How to Split Data into Training and Testing Sets

Code Along

Getting started

Process

  • Again, create an .R (or .py) file — this time in /module-2
  • Then, run copy and paste the code in this presentation as we talk through each step

Quick discussion

  • Which parts of the supervised machine learning process is most unclear?

Code-along

R Code

Loading, setting up

library(tidyverse)
library(tidymodels)

pokemon <- read_csv("data/pokemon-data.csv")

pokemon %>% 
    glimpse()

Split data

pokemon_split <- initial_split(pokemon, prop = 0.8)
train <- training(pokemon_split)
test <- testing(pokemon_split)

Engineer features

pokemon_recipe <- recipe(early_gen ~ height_m + weight_kg + hp, 
                         data = train) %>% 
    step_mutate(early_gen = as.factor(early_gen))

Specify recipe, model, and workflow

my_mod <- logistic_reg() %>%
    set_engine("glm") %>%
    set_mode("classification")

my_wf <- workflow() %>%
    add_recipe(pokemon_recipe) %>%
    add_model(my_mod)

Fit model

log_reg_fit <- last_fit(my_wf, pokemon_split)

Evaluate accuracy

collect_metrics(log_reg_fit)

Python Code

Data loading, setting up

import pandas as pd 

pokemon_df = pd.read_csv('data/pokemon-data.csv')

pokemon_df.head()

Split data

from sklearn.model_selection import train_test_split  # import the built in train-test split tool from sci-kit learn.

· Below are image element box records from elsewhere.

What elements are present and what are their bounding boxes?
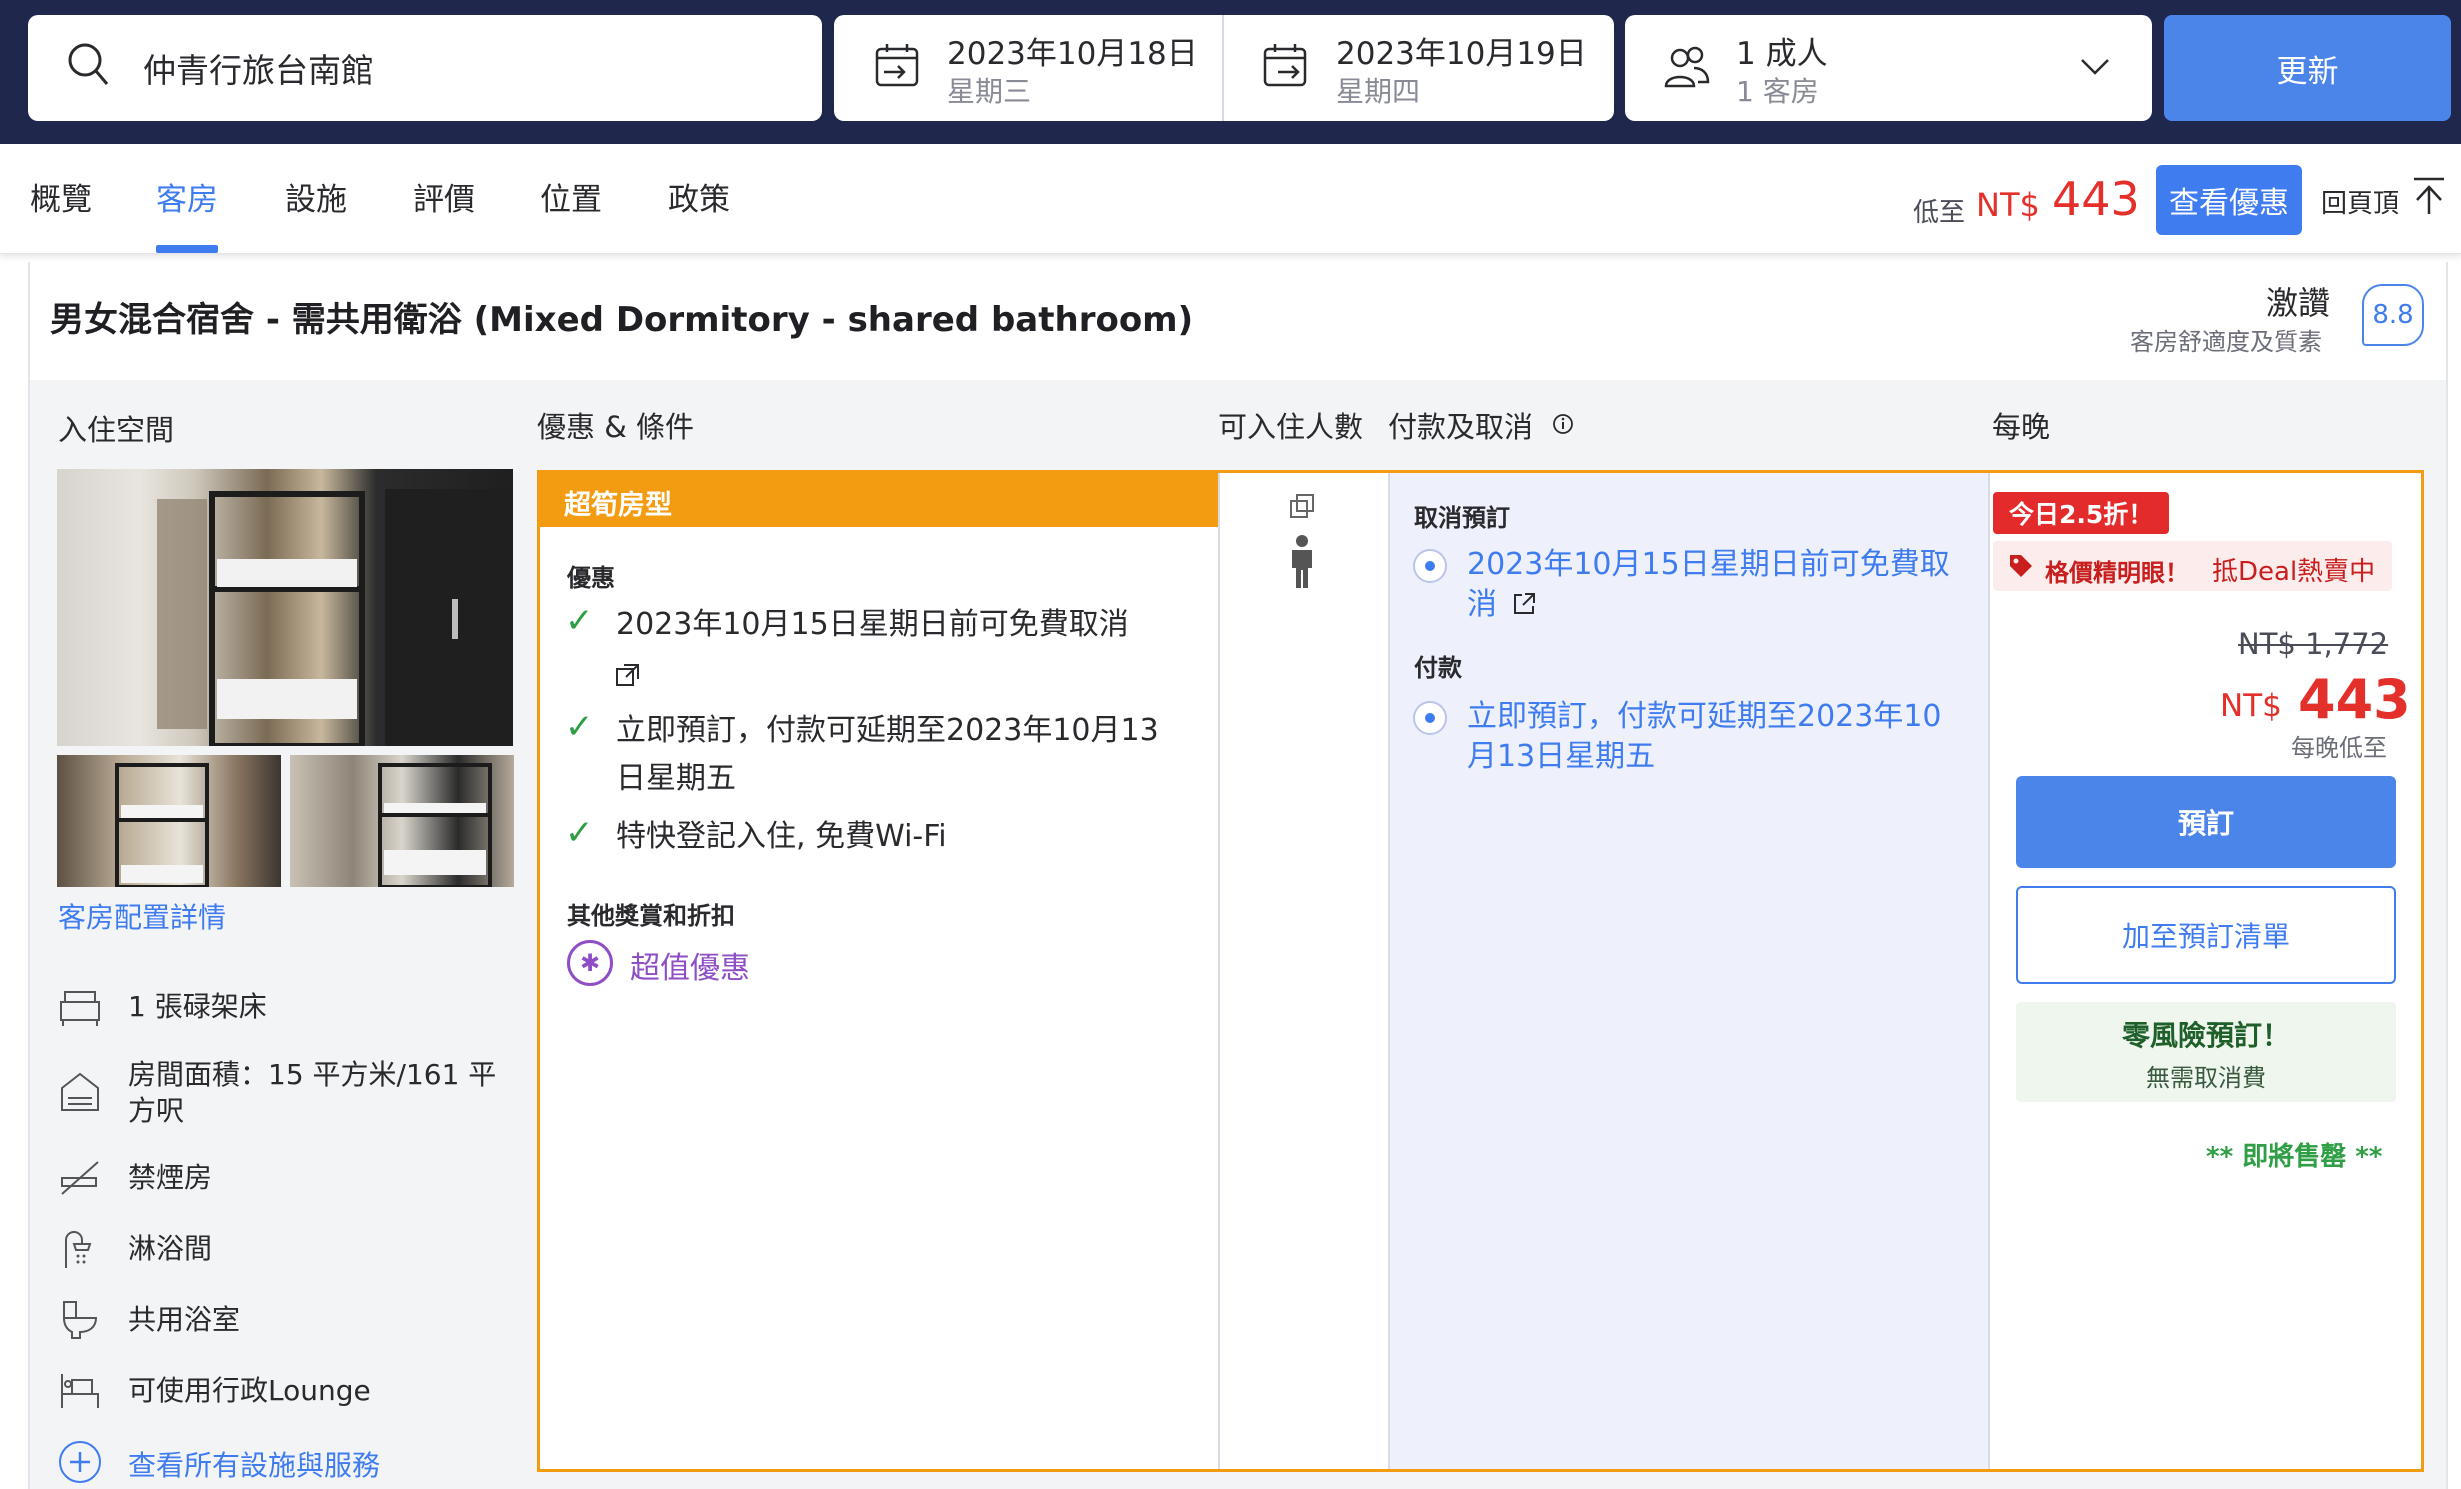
other-rewards-label: 其他獎賞和折扣 [567, 902, 735, 930]
room-count: 1 客房 [1736, 75, 1819, 108]
amenity-room-size: 房間面積：15 平方米/161 平方呎 [128, 1058, 497, 1127]
condition-express-checkin: 特快登記入住, 免費Wi-Fi [616, 819, 947, 854]
room-detail-link[interactable]: 客房配置詳情 [58, 896, 226, 936]
tab-overview[interactable]: 概覽 [30, 174, 92, 219]
checkout-date[interactable]: 2023年10月19日 [1336, 28, 1587, 73]
lowest-price: 443 [2052, 172, 2140, 226]
chevron-down-icon[interactable] [2080, 58, 2110, 76]
header-space: 入住空間 [58, 413, 175, 447]
column-divider [1388, 473, 1390, 1469]
tag-icon [2010, 555, 2032, 577]
checkin-calendar-icon [875, 44, 919, 87]
shower-icon [65, 1231, 92, 1268]
nightly-price: 443 [2298, 668, 2411, 731]
bed-icon [60, 991, 100, 1026]
checkin-day: 星期三 [947, 75, 1032, 108]
zero-risk-panel: 零風險預訂！ 無需取消費 [2016, 1002, 2396, 1102]
tab-rooms[interactable]: 客房 [156, 174, 218, 219]
see-all-amenities-link[interactable]: 查看所有設施與服務 [128, 1444, 380, 1484]
rating-subtitle: 客房舒適度及質素 [2130, 328, 2322, 356]
today-discount-badge: 今日2.5折！ [1993, 492, 2170, 534]
condition-pay-later: 立即預訂，付款可延期至2023年10月13日星期五 [616, 713, 1159, 796]
checkout-day: 星期四 [1336, 75, 1421, 108]
selling-fast-label: ** 即將售罄 ** [2206, 1142, 2383, 1172]
house-icon [61, 1072, 99, 1111]
room-title: 男女混合宿舍 - 需共用衛浴 (Mixed Dormitory - shared… [50, 300, 1194, 340]
rating-score-badge: 8.8 [2362, 284, 2424, 346]
book-button[interactable]: 預訂 [2016, 776, 2396, 868]
deal-type-banner: 超筍房型 [540, 473, 1218, 527]
plus-circle-icon[interactable] [58, 1440, 102, 1484]
update-button[interactable]: 更新 [2164, 15, 2451, 121]
original-price: NT$ 1,772 [2238, 627, 2389, 661]
header-capacity: 可入住人數 [1218, 410, 1364, 444]
zero-risk-subtitle: 無需取消費 [2146, 1064, 2266, 1092]
amenity-bed: 1 張碌架床 [128, 990, 267, 1023]
deal-tag-text: 抵Deal熱賣中 [2212, 557, 2376, 587]
person-icon [1292, 535, 1312, 588]
guest-count: 1 成人 [1736, 36, 1828, 72]
zero-risk-title: 零風險預訂！ [2121, 1019, 2290, 1052]
add-to-list-button[interactable]: 加至預訂清單 [2016, 886, 2396, 984]
cancel-policy-text: 2023年10月15日星期日前可免費取消 [1467, 547, 1950, 622]
check-icon: ✓ [565, 813, 594, 853]
info-icon[interactable] [1552, 413, 1574, 435]
date-divider [1222, 15, 1224, 121]
check-icon: ✓ [565, 707, 594, 747]
tab-facilities[interactable]: 設施 [285, 174, 347, 219]
arrow-up-icon[interactable] [2411, 176, 2447, 216]
amenity-lounge: 可使用行政Lounge [128, 1374, 371, 1407]
external-link-icon[interactable] [614, 661, 642, 689]
amenity-shower: 淋浴間 [128, 1232, 213, 1265]
rating-word: 激讚 [2266, 284, 2331, 322]
room-photo-thumb[interactable] [57, 755, 281, 887]
promo-label[interactable]: 超值優惠 [630, 943, 750, 987]
per-night-label: 每晚低至 [2291, 734, 2387, 762]
external-link-icon[interactable] [1511, 591, 1537, 617]
price-currency: NT$ [2220, 688, 2282, 724]
header-payment: 付款及取消 [1388, 410, 1534, 444]
back-to-top-link[interactable]: 回頁頂 [2321, 183, 2399, 220]
lounge-icon [61, 1374, 99, 1408]
deal-tag-strong: 格價精明眼！ [2045, 559, 2189, 587]
payment-label: 付款 [1414, 654, 1462, 682]
hotel-search-value: 仲青行旅台南館 [143, 51, 374, 90]
room-photo-thumb[interactable] [290, 755, 514, 887]
payment-policy-text: 立即預訂，付款可延期至2023年10月13日星期五 [1467, 699, 1942, 774]
no-smoking-icon [61, 1161, 99, 1195]
promo-badge-icon: ✱ [567, 940, 613, 986]
amenity-shared-bathroom: 共用浴室 [128, 1303, 241, 1336]
cancel-label: 取消預訂 [1414, 504, 1510, 532]
cancel-radio[interactable] [1413, 549, 1447, 583]
checkout-calendar-icon [1263, 44, 1307, 87]
condition-free-cancel: 2023年10月15日星期日前可免費取消 [616, 607, 1129, 642]
checkin-date[interactable]: 2023年10月18日 [947, 28, 1198, 73]
expand-icon[interactable] [1288, 492, 1316, 520]
tab-location[interactable]: 位置 [540, 174, 602, 219]
toilet-icon [62, 1301, 98, 1339]
header-nightly: 每晚 [1992, 410, 2051, 444]
lowest-price-label: 低至 [1913, 198, 1966, 228]
tab-policies[interactable]: 政策 [668, 174, 730, 219]
room-photo-main[interactable] [57, 469, 513, 746]
guests-icon [1664, 46, 1710, 88]
view-deal-button[interactable]: 查看優惠 [2156, 165, 2302, 235]
amenity-non-smoking: 禁煙房 [128, 1161, 213, 1194]
lowest-price-currency: NT$ [1976, 186, 2040, 224]
search-icon [68, 43, 109, 85]
active-tab-indicator [156, 245, 218, 253]
check-icon: ✓ [565, 601, 594, 641]
column-divider [1218, 473, 1220, 1469]
benefits-label: 優惠 [567, 564, 615, 592]
tab-reviews[interactable]: 評價 [413, 174, 475, 219]
column-divider [1988, 473, 1990, 1469]
payment-radio[interactable] [1413, 701, 1447, 735]
header-deals: 優惠 & 條件 [537, 410, 695, 444]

train_df, test_df = train_test_split(pokemon_df, test_size=0.2, random_state=42)  

Fit model

import statsmodels.formula.api as smf

model = smf.logit('early_gen ~ height_m + weight_kg + hp', data=train_df).fit()

evaluate model

model.summary()

Discussion

  • In the big picture, what is the use of the training data relative to the testing data?